2 - Caracterização hidrológica.
A área de estudo é constituída por duas pequenas bacias
hidrográficas caracterizadas pelos eixos principais de drenagem do
Córrego dos Fechos e do Córrego Seco (Figura 2), com aproximadamente
16 km2 de área superficial e altitude variando entre 1.500 e 1.100
metros, estando situada a 15 km a sul do município de Belo Horizonte,
nos domínios do bairro Jardim Canadá, entre os intervalos de
coordenadas (604.100 m - 608.900 m) UTM-E e (7.778.600 m - 7.783.800 m) UTM-N.

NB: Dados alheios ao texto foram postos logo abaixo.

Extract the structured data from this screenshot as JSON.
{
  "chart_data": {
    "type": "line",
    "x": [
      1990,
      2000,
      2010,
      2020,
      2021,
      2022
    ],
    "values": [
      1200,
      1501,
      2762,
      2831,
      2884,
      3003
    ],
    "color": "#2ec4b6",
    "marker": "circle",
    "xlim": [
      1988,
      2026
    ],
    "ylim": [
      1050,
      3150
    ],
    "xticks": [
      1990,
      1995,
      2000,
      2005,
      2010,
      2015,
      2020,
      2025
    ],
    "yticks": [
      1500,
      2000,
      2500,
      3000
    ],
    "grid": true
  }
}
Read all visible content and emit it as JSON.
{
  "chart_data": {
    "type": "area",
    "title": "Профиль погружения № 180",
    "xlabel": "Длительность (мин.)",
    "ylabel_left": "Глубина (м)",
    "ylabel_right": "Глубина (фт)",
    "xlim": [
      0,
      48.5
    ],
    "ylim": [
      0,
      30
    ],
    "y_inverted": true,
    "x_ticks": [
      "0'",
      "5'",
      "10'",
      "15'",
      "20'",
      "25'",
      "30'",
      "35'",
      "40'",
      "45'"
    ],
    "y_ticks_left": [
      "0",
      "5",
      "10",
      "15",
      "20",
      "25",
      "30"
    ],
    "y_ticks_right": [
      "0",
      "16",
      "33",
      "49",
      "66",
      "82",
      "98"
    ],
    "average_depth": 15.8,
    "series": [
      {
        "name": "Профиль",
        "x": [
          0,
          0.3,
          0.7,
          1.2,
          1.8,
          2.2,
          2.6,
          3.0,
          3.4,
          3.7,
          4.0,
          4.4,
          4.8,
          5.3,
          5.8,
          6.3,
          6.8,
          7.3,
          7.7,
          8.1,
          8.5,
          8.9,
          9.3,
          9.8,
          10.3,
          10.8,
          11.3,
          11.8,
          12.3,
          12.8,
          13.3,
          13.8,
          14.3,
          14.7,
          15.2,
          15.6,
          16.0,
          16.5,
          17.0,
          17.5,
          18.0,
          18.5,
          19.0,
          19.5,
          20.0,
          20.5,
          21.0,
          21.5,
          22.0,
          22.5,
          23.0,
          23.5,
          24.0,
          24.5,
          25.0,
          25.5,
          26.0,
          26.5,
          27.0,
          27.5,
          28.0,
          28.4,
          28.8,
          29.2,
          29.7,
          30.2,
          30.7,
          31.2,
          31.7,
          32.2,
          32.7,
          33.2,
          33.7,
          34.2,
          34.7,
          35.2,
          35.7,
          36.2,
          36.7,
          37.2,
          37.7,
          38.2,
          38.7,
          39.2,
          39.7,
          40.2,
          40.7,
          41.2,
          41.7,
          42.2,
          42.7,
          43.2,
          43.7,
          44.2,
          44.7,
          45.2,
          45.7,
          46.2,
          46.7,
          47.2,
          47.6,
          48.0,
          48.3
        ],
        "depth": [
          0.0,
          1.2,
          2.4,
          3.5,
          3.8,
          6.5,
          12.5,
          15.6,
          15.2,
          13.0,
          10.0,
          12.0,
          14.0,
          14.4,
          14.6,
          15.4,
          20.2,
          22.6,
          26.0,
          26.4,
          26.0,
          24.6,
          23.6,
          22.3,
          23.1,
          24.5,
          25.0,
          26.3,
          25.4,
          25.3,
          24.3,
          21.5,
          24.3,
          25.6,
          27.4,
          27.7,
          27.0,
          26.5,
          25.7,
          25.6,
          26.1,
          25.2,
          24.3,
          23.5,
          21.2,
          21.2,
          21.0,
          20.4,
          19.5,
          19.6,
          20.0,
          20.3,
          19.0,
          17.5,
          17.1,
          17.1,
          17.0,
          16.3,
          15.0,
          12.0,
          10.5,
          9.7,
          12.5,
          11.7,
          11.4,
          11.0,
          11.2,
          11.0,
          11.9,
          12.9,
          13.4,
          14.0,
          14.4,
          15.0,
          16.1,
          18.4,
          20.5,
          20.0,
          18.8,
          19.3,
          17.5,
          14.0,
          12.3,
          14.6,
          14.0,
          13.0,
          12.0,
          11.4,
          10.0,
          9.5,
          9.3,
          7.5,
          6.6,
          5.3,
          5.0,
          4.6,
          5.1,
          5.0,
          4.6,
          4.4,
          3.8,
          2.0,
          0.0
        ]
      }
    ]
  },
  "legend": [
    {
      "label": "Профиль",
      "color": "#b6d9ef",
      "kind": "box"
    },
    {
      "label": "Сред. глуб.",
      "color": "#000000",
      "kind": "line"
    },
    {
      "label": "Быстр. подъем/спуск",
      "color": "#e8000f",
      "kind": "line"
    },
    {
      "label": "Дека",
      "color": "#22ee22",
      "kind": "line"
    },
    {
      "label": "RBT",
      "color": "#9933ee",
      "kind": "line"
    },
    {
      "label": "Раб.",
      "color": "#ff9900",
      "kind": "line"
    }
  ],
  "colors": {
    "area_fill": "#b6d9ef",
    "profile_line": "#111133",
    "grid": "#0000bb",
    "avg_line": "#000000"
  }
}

O regime de escoamento do Córrego dos Fechos é perene, sendo
que o Córrego Seco se apresenta essencialmente intermitente. Ao longo
do Córrego dos Fechos estão presentes três surgências
de águas subterrâneas as quais garantem o seu regime perene do
escoamento. Duas destas surgências estão instaladas nos domínios
de formações ferríferas bandadas intemperizadas e a terceira,
de caráter cárstico, está instalada nos domínios
de formação calcária/dolomítica..
Em termos climatológicos observa-se na região duas estações
bem definidas, sendo uma úmida (período de águas altas),
de outubro a março, e outra seca (período de águas baixas),
de abril a setembro. Trata-se de um clima tropical chuvoso com invernos secos.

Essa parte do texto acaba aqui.